Ce processus d’autonomisation n’est toutefois pas envisagé de manière linéaire. Le projet s’articule autour de l’étude approfondie de trois moments (1815-1848 ; 1880-1914 ; 1950-1980) qui rendent compte d’une transformation des frontières entre administration et gouvernement. Chacun de ces moments renvoie à un rapport administrer/gouverner particulier, à un type de savoir spécifique valorisé au sein de l’administration (droit, économie, sciences sociales), à des (r)évolutions techniques, ou enfin à des éléments politiques comme la recherche de nouvelles formes de légitimité liées notamment à des changements de régime politique. Le projet se penche sur la production et l’incorporation de savoirs pour l’action publique et de savoir-faire destinés au perfectionnement et à la rationalisation de l’action politico-administrative. On pourrait juger à tort ces savoirs comme des éléments secondaires.

Non seulement ils révèlent et véhiculent des représentations constitutives de l’action administrative mais ils peuvent rendre possible l’innovation administrative et les transformations de l’administration. Les savoirs sont ainsi saisis comme des marqueurs et porteurs de l’autonomisation administrative. Pour éclairer cette mobilisation des savoirs favorisant une certaine autonomisation de l’administration, deux types d’enquêtes sont proposés. D’abord repérer la production de savoirs prenant l’administration pour objet. Ces savoirs sont pour une grande partie des dix-neuvième et vingtième siècles produits par des administrateurs. La frontière entre monde académique et monde pratique s’impose seulement au cours du vingtième siècle. Nous souhaitons donc étudier la formation de ces sciences de l’administration et leur progressive académisation.

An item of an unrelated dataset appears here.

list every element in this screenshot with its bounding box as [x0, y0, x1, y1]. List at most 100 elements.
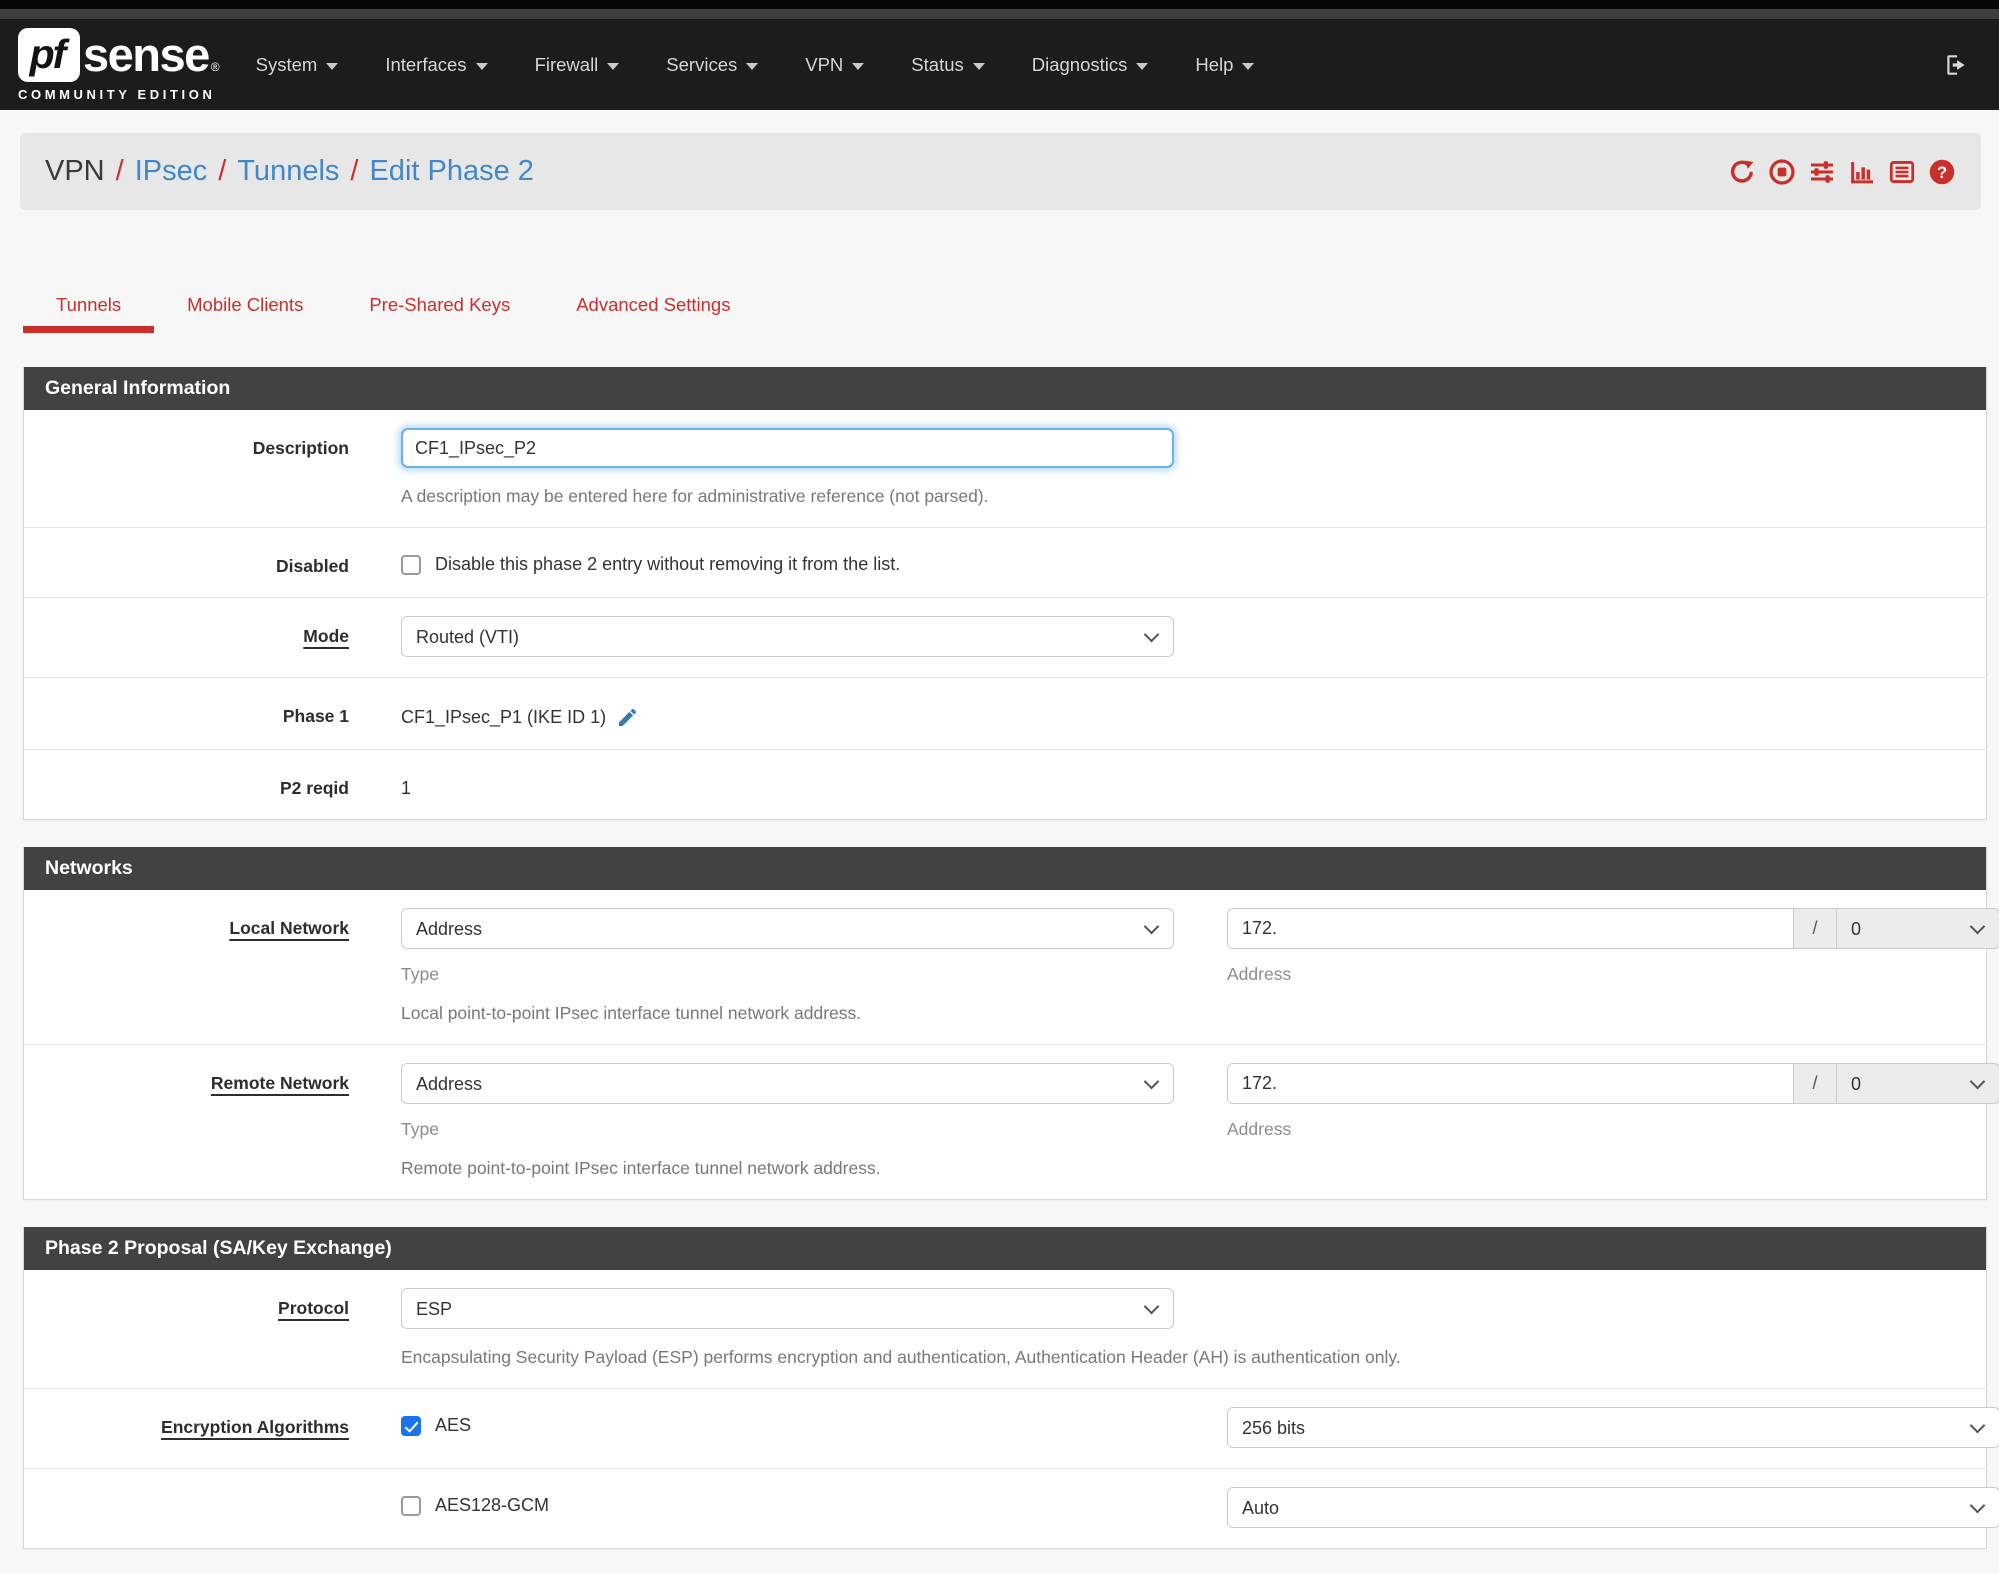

Ensuite, à travers un terrain circonscrit, il s’agit de saisir la mobilisation de savoirs par les administrations et les transformations du travail administratif que cette incorporation rend possible (la maîtrise d’un savoir archivistique, l’autonomisation d’une compétence liée aux fleuves et rivières dans le premier dix-neuvième siècle ; la mise en place des concours et la valorisation des compétences dans les carrières administratives du tournant du siècle ; l’introduction de l’informatique dans les divers services administratifs dans les années 1960-1980). C’est au final, une analyse de la transformation de l’administration publique qui est ici proposée, sans pour autant postuler que les réformes administratives sont entièrement voulues, conçues et rendues possibles par l’administration centrale. Le projet MOSARE invite au contraire à une enquête empiriquement fondée sur la circulation des savoirs rendant possible la modernisation administrative. Et ce, en portant une attention privilégiée aux acteurs, individuels et collectifs, qui favorisent la circulation d’idées, de savoirs de technologies et d’innovation.